His early research made substantial contributions to comparative and evolutionary genomics, particularly through the development and extension of widely used community resources. He has contributed to eggNOG, one of the most comprehensive orthology and functional annotation databases, supporting comparative genomics across tens of thousands of organisms. In parallel, his work on the functional and evolutionary characterization of unknown genes from uncultivated taxa helped illuminate the biological relevance of the microbial “dark matter,” linking evolutionary conservation to functional potential in previously uncharacterized genes.

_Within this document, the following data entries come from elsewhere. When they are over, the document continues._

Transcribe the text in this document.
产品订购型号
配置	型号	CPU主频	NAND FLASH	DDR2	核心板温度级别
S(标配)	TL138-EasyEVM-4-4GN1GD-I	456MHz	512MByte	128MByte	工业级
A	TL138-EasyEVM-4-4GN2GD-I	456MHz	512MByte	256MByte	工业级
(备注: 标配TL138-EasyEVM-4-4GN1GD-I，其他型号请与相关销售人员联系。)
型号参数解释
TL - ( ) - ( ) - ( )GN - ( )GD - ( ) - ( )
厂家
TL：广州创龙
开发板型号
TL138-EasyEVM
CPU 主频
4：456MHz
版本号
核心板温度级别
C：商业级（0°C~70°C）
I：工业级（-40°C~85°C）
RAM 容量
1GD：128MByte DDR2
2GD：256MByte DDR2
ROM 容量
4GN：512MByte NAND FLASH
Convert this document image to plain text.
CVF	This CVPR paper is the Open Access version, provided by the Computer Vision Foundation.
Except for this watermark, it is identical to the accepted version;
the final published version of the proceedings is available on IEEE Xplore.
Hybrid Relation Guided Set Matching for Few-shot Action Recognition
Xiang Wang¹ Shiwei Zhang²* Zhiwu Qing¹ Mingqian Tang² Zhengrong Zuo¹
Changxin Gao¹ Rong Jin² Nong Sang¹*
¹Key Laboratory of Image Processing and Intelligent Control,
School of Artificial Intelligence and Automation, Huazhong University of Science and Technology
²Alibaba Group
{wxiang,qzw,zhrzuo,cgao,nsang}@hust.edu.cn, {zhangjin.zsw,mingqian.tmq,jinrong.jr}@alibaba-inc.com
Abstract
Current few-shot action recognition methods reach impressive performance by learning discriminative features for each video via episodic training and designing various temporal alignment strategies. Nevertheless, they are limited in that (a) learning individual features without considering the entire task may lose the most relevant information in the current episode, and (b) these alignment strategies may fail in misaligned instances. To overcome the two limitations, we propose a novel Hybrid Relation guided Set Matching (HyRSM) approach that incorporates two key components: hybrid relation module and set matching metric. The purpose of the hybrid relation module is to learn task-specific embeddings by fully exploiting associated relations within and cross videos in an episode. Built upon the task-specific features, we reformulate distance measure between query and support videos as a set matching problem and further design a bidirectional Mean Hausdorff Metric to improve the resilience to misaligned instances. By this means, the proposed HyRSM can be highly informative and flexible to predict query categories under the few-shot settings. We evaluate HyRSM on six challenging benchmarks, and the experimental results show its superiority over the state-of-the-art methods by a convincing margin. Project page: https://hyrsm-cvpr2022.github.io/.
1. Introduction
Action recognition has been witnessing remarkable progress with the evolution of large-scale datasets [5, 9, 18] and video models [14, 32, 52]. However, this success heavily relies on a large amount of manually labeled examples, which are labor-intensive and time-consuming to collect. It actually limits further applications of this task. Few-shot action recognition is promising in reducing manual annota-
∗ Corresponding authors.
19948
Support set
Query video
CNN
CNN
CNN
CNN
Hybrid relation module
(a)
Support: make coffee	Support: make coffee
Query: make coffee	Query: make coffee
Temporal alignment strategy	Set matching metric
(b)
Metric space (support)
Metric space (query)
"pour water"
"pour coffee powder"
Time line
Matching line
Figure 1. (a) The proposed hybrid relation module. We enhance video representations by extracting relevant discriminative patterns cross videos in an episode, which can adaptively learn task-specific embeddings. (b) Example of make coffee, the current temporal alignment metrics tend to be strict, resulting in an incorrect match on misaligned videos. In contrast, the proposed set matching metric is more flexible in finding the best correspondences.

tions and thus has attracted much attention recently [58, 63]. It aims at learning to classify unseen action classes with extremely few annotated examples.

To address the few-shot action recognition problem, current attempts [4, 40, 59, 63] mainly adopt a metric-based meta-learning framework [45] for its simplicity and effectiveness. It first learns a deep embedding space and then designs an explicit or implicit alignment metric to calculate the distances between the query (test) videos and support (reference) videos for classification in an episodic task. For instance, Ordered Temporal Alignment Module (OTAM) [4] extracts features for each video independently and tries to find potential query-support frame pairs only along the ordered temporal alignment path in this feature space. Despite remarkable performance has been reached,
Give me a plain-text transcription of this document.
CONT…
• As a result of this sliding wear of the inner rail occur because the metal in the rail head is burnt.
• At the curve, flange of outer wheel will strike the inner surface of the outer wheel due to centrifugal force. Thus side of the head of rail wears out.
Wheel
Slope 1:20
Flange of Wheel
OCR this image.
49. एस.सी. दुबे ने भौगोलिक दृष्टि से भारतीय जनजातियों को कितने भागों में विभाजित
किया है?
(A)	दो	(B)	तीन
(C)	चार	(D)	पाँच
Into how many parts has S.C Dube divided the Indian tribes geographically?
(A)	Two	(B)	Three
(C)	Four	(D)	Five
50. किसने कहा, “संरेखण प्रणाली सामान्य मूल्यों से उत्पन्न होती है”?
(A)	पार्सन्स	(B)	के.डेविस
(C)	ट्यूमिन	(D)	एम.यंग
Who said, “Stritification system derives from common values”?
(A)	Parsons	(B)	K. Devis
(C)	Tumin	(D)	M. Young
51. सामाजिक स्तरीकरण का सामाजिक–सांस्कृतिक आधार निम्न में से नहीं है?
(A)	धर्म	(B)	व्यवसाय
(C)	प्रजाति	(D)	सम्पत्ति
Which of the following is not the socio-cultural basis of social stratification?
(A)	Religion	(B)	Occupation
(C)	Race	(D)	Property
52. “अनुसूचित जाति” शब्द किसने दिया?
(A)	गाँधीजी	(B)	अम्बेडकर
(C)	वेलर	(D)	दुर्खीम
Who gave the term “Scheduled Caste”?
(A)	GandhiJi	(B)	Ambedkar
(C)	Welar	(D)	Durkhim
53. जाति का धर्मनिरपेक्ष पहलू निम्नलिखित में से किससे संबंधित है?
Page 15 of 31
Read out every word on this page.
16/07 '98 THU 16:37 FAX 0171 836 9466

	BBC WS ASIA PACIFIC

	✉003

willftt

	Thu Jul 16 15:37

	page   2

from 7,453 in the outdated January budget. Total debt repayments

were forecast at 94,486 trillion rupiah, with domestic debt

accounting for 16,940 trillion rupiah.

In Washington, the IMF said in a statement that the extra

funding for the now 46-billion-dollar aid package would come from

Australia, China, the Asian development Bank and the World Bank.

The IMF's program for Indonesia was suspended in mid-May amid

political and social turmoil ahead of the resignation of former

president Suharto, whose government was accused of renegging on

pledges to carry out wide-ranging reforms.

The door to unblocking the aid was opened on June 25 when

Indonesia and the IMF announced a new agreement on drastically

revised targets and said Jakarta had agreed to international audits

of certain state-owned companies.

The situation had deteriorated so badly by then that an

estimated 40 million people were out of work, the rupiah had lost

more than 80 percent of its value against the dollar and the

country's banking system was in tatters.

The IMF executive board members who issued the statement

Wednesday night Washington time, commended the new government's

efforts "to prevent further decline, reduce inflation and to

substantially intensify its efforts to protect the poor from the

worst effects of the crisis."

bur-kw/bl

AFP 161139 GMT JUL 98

Jorge has also developed interactive platforms and visualization tools for genomic and phylogenomic analysis, including GeCoViz and PhyloCloud, which enable intuitive exploration of genomic context, gene neighborhoods, and large phylogenetic datasets. These tools emphasize accessibility and interpretability, lowering the barrier for researchers to interrogate complex evolutionary relationships and functional patterns at scale.


More recently, his research has shifted toward machine learning–driven genomics, with applications ranging from Mendelian disease discovery to single-cell biology. This trajectory culminates in his current work on single-cell foundation models, including Lemur, a model tailored to Drosophila melanogaster that enables fine-tuning-free cell-type annotation, batch correction, and systematic in silico perturbation. Through applications to fly models of Alzheimer’s and Parkinson’s disease, his work integrates representation learning with disease modeling and cross-species validation to identify conserved cellular mechanisms of neurodegeneration.


Across domains, Jorge’s research is unified by a focus on scalable, reusable computational frameworks that connect evolutionary context, genomic variation, and cellular state. His work reflects a progression from global comparative genomics to cell-resolved disease modeling, positioning machine learning as a central tool for biological discovery rather than a purely predictive endpoint.